Bisotun
"Un roi, trois langues, une falaise que personne ne pouvait atteindre — et pourtant elle a survécu."
Une inscription à flanc de falaise qui a appris au monde à lire le cunéiforme, gravée à cent mètres de haut sur une paroi rocheuse abrupte du Zagros, sur ordre de Darius le Grand.
Depuis la route, Bisotun ne paie pas de mine. On aperçoit un massif calcaire qui surgit abruptement de la plaine, à l’est de Kermanshah, et à moins de savoir déjà ce qui se trouve là-haut, on passerait devant sans même y prêter attention. J’ai bien failli faire pareil, jusqu’à ce que mon chauffeur pointe du doigt un endroit situé à environ cent mètres de hauteur sur la paroi rocheuse et dise, simplement, « c’est là ».
La pierre de Rosette du cunéiforme
Ce qui est gravé dans cette falaise est un relief monumental et une inscription commandés par Darius le Grand vers 520 avant notre ère, racontant son accession au trône achéménide en trois écritures cunéiformes — le vieux perse, l’élamite et le babylonien.
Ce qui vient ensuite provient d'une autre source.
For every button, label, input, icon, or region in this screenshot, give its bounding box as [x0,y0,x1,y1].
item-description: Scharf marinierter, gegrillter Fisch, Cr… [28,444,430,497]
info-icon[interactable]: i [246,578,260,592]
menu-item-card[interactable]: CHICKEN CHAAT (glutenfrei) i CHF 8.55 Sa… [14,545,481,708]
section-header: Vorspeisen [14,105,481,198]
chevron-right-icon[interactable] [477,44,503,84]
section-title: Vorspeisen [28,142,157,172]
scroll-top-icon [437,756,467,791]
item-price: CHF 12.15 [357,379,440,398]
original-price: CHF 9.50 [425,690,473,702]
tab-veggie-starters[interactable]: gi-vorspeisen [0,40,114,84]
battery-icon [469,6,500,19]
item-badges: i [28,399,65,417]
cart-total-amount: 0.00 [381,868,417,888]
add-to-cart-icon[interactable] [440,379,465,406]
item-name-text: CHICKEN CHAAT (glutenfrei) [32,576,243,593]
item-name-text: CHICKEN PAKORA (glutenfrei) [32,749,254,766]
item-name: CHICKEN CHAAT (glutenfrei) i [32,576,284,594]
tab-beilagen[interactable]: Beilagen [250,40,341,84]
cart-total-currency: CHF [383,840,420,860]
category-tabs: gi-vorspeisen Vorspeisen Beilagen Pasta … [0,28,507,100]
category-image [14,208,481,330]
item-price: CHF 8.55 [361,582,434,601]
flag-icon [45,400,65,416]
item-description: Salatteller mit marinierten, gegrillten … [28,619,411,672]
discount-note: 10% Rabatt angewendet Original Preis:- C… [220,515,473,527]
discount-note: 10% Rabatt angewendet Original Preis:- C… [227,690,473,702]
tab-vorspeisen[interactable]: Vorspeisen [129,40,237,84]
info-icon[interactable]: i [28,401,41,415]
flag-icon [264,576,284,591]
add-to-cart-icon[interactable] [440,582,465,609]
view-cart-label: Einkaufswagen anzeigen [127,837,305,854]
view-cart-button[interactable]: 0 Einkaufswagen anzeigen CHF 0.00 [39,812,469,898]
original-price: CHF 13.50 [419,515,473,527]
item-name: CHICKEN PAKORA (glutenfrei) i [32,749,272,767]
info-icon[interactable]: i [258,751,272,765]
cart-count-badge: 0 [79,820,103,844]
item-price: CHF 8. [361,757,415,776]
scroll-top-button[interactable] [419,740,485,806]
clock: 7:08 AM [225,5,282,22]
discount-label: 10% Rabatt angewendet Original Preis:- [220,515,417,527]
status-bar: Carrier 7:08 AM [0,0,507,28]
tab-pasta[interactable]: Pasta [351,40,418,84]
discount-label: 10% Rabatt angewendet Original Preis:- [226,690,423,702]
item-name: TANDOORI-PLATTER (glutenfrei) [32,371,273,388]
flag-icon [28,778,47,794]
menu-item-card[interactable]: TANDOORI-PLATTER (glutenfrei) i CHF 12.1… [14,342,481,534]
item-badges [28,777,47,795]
Au dix-neuvième siècle, l’érudit Henry Rawlinson a risqué sa vie en rappel pour la recopier, et son travail est devenu la clé qui a enfin ouvert le cunéiforme aux lecteurs modernes, un peu comme la pierre de Rosette l’a fait pour les hiéroglyphes égyptiens. Debout au pied de la falaise, la tête levée, j’ai essayé d’imaginer la logistique : échafaudages, cordes, tailleurs de pierre travaillant à cette hauteur sans équipement de sécurité moderne, sur un monument conçu justement pour être presque inaccessible, afin qu’on ne puisse pas le dégrader.

Des strates plus anciennes que Darius
Le site ne se limite pas à l’époque achéménide. En longeant le pied de la falaise, j’ai croisé un relief de l’époque parthe, les ruines d’un pont sassanide, et un caravansérail safavide, chaque empire ajoutant sa propre note de bas de page sur le même rocher. Un étudiant local en archéologie, avec qui la conversation s’est engagée par hasard, a décrit Bisotun comme « un classeur d’archives qui se trouve être une montagne » — c’est à peu près la description la plus juste que j’aie entendue pour un site historique en Iran.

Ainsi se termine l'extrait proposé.